For those with short memories, Fannie, Freddie, and government policies aimed at making it easier for people to purchase homes is how the housing market wound up in its current state. And that state isn't a pretty one. In the years since housing prices peaked in the second quarter of 2007, the value of household real estate has fallen by about $6.6 trillion—30 percent—and it continues to fall.
Housing and Urban Development Secretary Shaun Donovan takes a positive view of the market, claiming, "It's very unlikely that we will see a significant further decline." Not so fast. Bloomberg Businessweek reports today that analysts like Doug Ramsey of Minneapolis investment firm Leuthold Group take a dimmer view:
The Dow took 35 years to return to pre-crash levels. The Nikkei trades at less than a third of where it peaked 22 years ago. 'The housing decline,' he says, 'will be a long, multiyear process, and the multiplier effect across the economy will be enormous.'
How can we get back on course? The Heritage Foundation's David John writes in a new paper that "real recovery is not likely until both Fannie Mae and Freddie Mac are replaced by a new housing finance system that does not include government distortions of the market."

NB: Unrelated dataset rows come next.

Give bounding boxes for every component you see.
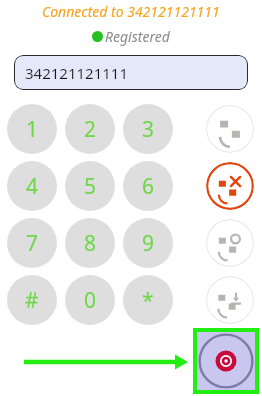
button[interactable]: Hold call	[206, 219, 254, 267]
button[interactable]: Call	[206, 105, 254, 153]
staticText: 7	[26, 229, 39, 258]
button[interactable]: 3	[123, 104, 173, 154]
staticText: 0	[84, 286, 97, 315]
staticText: 342121121111	[25, 63, 128, 83]
staticText: #	[25, 286, 39, 315]
button[interactable]: 6	[123, 161, 173, 211]
staticText: 5	[84, 172, 97, 201]
button[interactable]: *	[123, 275, 173, 325]
button[interactable]: 8	[65, 218, 115, 268]
button[interactable]: #	[7, 275, 57, 325]
staticText: 3	[142, 115, 155, 144]
button[interactable]: 342121121111	[14, 55, 248, 90]
button[interactable]: 4	[7, 161, 57, 211]
staticText: 8	[84, 229, 97, 258]
button[interactable]: 7	[7, 218, 57, 268]
button[interactable]: 1	[7, 104, 57, 154]
button[interactable]: End call	[206, 162, 254, 210]
button[interactable]: 9	[123, 218, 173, 268]
button[interactable]: 5	[65, 161, 115, 211]
staticText: *	[142, 286, 154, 315]
button[interactable]: Transfer call	[206, 276, 254, 324]
button[interactable]: 0	[65, 275, 115, 325]
staticText: 1	[26, 115, 39, 144]
staticText: Connected to 342121121111	[42, 2, 220, 21]
staticText: 9	[142, 229, 155, 258]
staticText: 2	[84, 115, 97, 144]
staticText: Registered	[105, 27, 170, 46]
staticText: 4	[26, 172, 39, 201]
button[interactable]: 2	[65, 104, 115, 154]
staticText: 6	[142, 172, 155, 201]
button[interactable]: Record	[197, 332, 255, 390]
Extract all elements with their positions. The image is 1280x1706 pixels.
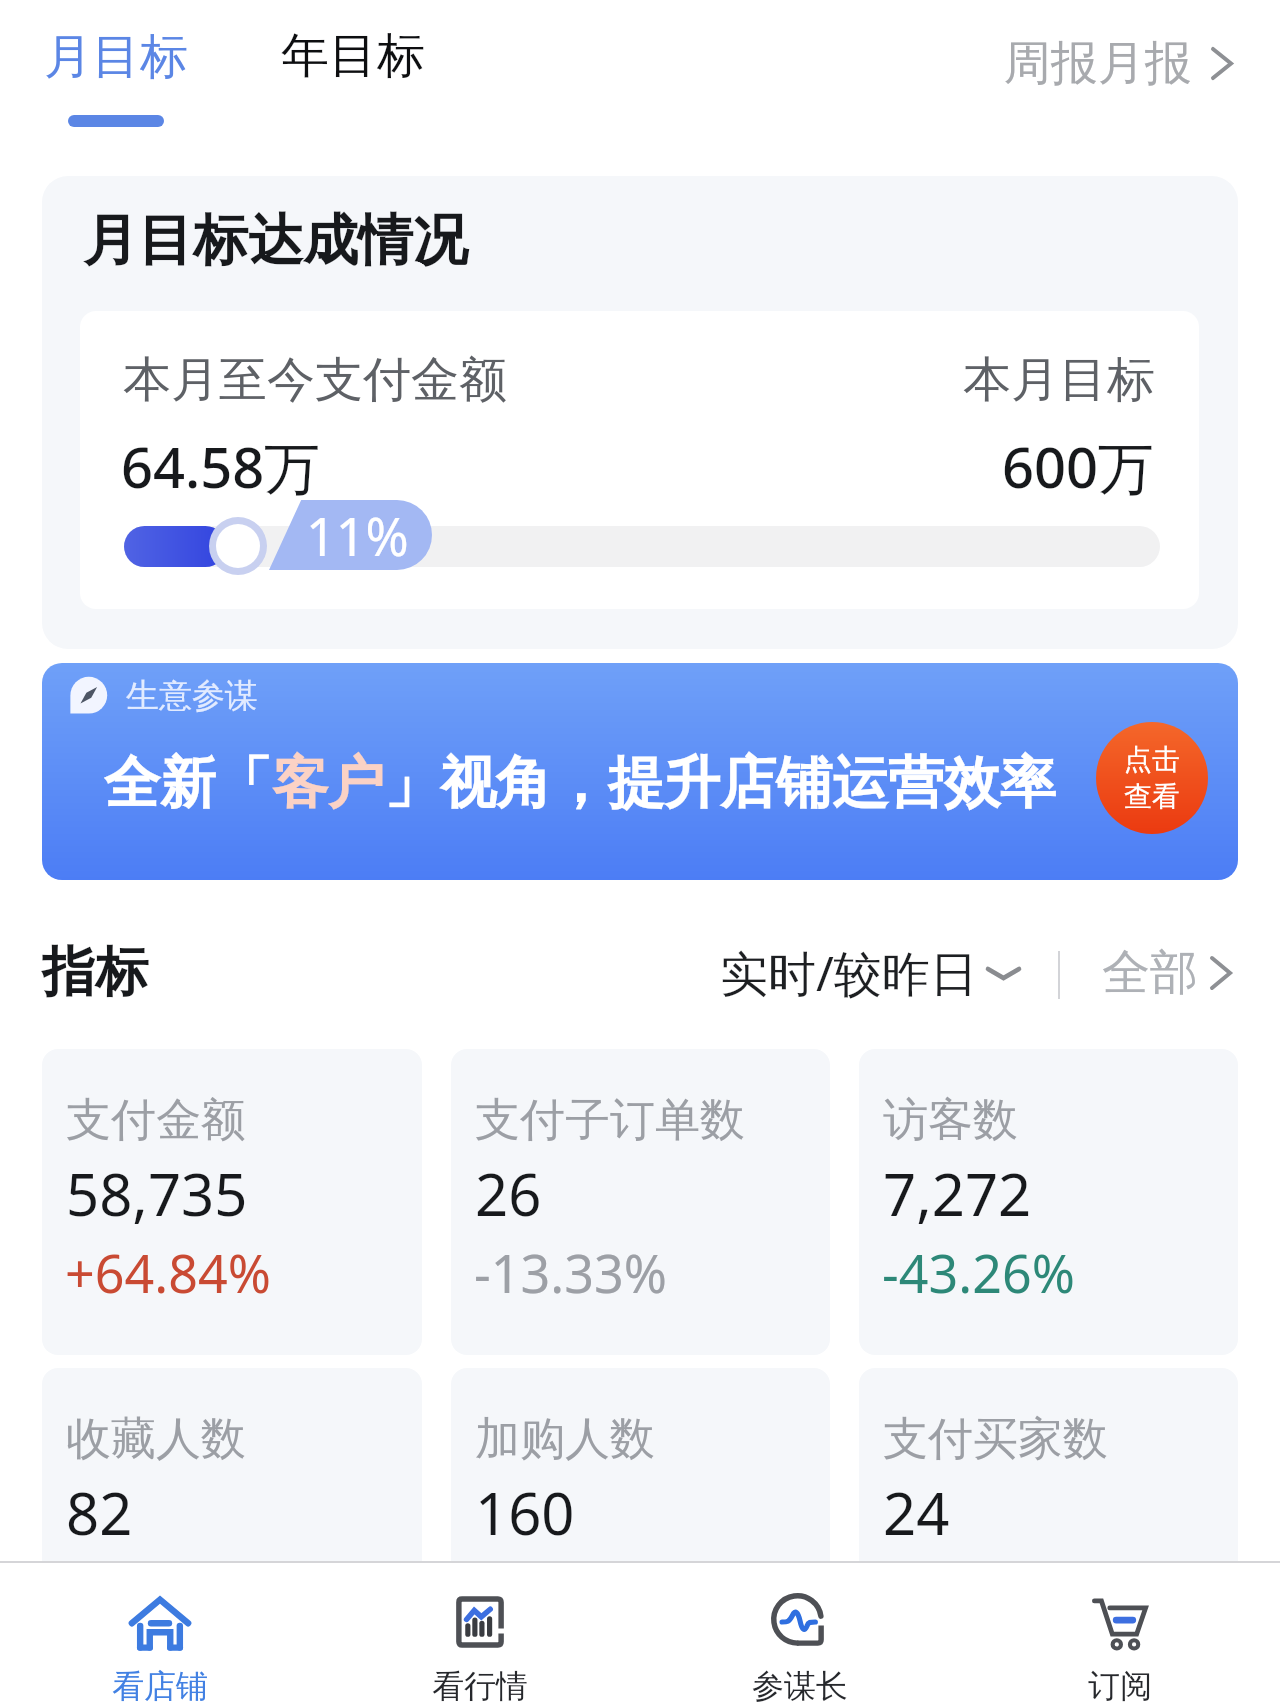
staticText: 月目标 [44,27,188,87]
button[interactable]: 支付买家数 [859,1368,1238,1674]
staticText: 收藏人数 [66,1411,246,1468]
button[interactable]: 收藏人数 [42,1368,422,1674]
staticText: -43.26% [882,1237,1075,1308]
button[interactable]: 实时/较昨日 [720,940,1019,1006]
staticText: 本月至今支付金额 [123,350,507,410]
button[interactable]: 看店铺 [0,1563,320,1706]
button[interactable]: 周报月报 [1004,34,1231,93]
staticText: 看店铺 [112,1666,208,1706]
other: 参谋长 [768,1590,832,1654]
button[interactable]: 月目标达成情况 [42,176,1238,649]
button[interactable]: 看行情 [320,1563,640,1706]
staticText: 看行情 [432,1666,528,1706]
button[interactable]: 访客数 [859,1049,1238,1355]
button[interactable]: 年目标 [281,26,425,86]
button[interactable]: 生意参谋 [42,663,1238,880]
staticText: 82 [66,1473,133,1552]
staticText: +64.84% [65,1237,271,1308]
staticText: 参谋长 [752,1666,848,1706]
staticText: 」视角，提升店铺运营效率 [384,748,1056,819]
staticText: 160 [475,1473,575,1552]
button[interactable]: 加购人数 [451,1368,830,1674]
staticText: 加购人数 [475,1411,655,1468]
staticText: 58,735 [66,1154,248,1233]
other: 看店铺 [128,1590,192,1654]
staticText: 7,272 [883,1154,1032,1233]
button[interactable]: 参谋长 [640,1563,960,1706]
button[interactable]: 支付金额 [42,1049,422,1355]
staticText: 年目标 [281,26,425,86]
staticText: 本月目标 [963,350,1155,410]
staticText: 周报月报 [1004,34,1192,93]
staticText: 支付买家数 [883,1411,1108,1468]
button[interactable]: 订阅 [960,1563,1280,1706]
staticText: 64.58万 [121,428,321,504]
other: 订阅 [1088,1590,1152,1654]
button[interactable]: 点击 [1096,722,1208,834]
staticText: 指标 [42,939,148,1006]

In his paper, John explains the evolution of Fannie and Freddie—what he calls "two stories of government programs gone wrong." Congress used the entities' special status as government-sponsored enterprises to require them to meet affordable housing goals by issuing mortgages to lower-income and moderate-income homeowners. That policy, combined with Fannie and Freddie's involvement in investing in and issuing mortgage-backed securities (including subprime mortgages), the housing market's collapse, the entities' resulting financial hardship, and the government's move to take Fannie and Freddie into conservatorship, led to a housing market nightmare.
John says that's not a road America should go down again, and he lays out a detailed course for how Washington can gradually end Fannie and Freddie while avoiding the disruption of the housing market’s slow recovery:
As the crash of 2008 showed, the old structure of housing finance was a spectacular and expensive failure. Allowing it to remain in place—or, even worse, recreating it—is the very last thing that homeowners or taxpayers need to bequeath to future generations. Instead, both legislators and the Obama Administration should work to structure a mortgage-finance system based in the private sector that has the flexibility to meet market needs while ensuring that mortgages still meet strict underwriting standards and protecting consumers from predatory lending practices.
Yes, America's housing market is a problem. But the answer certainly is not recycling failed policies of the past. Creating Fannie and Freddie was a mistake. Now is the time to eliminate them.